The last big-deal sex scandal made news not due to sex itself, but because it involved a gay airport bathroom sting, major allegations of hypocrisy, and just plain weenie-like behavior. Alleged pervetrator, former Idaho Sen. Larry Craig, is a known conservative who has repeatedly voted against gay rights, even going so far as to oppose a move to make violence against gays a hate crime. But frankly, the description of his allegedly peering into crack of a stall door to gaze at an undercover police officer, combined with the foot-tapping signal was just too funny to ignore. What tickled me most was the claim that when arrested, Craig flashed his U.S. Senator I.D. card, reportedly saying, “What do you think about that?” Loser!

 

When I was young, the Donna Rice/Gary Hart/Monkey Business situation (the name of his boat creating sweet snarkalicious headlines), destroyed the presidential hopeful’s career instantly. Of course, the schaudenfreude was tasty; Hart had literally dared members of the press to follow him if they wanted to get some dirt, and predicted that anyone who would tail him would “be very bored.” Ha!

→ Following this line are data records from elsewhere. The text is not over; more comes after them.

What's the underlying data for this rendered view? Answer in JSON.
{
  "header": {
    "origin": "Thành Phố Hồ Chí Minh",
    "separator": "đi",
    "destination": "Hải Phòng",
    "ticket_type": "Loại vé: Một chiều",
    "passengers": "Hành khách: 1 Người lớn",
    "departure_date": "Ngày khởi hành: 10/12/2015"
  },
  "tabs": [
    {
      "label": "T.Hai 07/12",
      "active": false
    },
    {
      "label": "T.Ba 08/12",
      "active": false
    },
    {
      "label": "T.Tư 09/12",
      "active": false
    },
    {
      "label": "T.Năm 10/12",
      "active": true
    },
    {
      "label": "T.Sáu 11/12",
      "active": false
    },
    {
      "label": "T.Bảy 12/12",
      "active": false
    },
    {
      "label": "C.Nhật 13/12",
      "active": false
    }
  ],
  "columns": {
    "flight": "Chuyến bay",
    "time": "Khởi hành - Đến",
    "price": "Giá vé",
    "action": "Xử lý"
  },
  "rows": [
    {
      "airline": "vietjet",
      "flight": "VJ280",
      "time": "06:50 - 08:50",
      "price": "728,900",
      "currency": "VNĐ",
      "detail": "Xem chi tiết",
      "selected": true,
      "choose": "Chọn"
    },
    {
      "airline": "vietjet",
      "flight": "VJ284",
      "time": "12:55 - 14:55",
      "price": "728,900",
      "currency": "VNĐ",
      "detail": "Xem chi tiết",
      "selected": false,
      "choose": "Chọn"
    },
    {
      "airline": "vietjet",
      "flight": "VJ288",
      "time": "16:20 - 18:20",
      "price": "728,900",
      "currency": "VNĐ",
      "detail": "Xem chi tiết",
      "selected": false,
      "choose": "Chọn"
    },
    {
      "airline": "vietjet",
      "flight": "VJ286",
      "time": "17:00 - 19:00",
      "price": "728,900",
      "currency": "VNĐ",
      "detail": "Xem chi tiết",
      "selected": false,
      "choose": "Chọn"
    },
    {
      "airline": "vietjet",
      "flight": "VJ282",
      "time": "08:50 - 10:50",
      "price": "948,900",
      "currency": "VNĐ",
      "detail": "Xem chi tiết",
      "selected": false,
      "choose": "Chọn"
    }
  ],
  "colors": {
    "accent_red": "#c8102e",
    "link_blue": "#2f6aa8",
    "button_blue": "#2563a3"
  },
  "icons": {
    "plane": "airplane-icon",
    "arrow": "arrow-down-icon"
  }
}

The press immediately sent photos of the fresh-faced Rice sitting on that old man’s lap all over the media, which led to Rice’s famous No Excuses jeans ad campaign. Today Rice is married, going by the name Donna Rice Hughes, has re-embraced her Christianity, and is an ardent anti-pornography advocate.

 

Fast forward to today, when the McCain accusations barely made a blip on the radar, and it looks like Worthington’s 15 minutes are up (not that he was a fame-seeker, necessarily. He claims he only went public because Vanity Fair was willing to obtain the DNA testing for him in exchange for his interview).  Are we tiring of these old white men and their freaky-dekey bedroom habits?

 

News alert: as I am writing this, word has just broken of New York Gov. Eliot Spitzer’s admitted involvement in a prostitution ring. Because no intimate details have been leaked just yet, I have no snarky comments to make yet. I will say this: just as I thought I was sick of hearing about these politicians’ illicit affairs and scandals, I was quick googling photos of Spitzer’s wife, Silda, just to check her out. She’s pretty good looking…what’s wrong with him?

 

I just hope photos of the high-priced hooker are released soon. Her, I have got to see.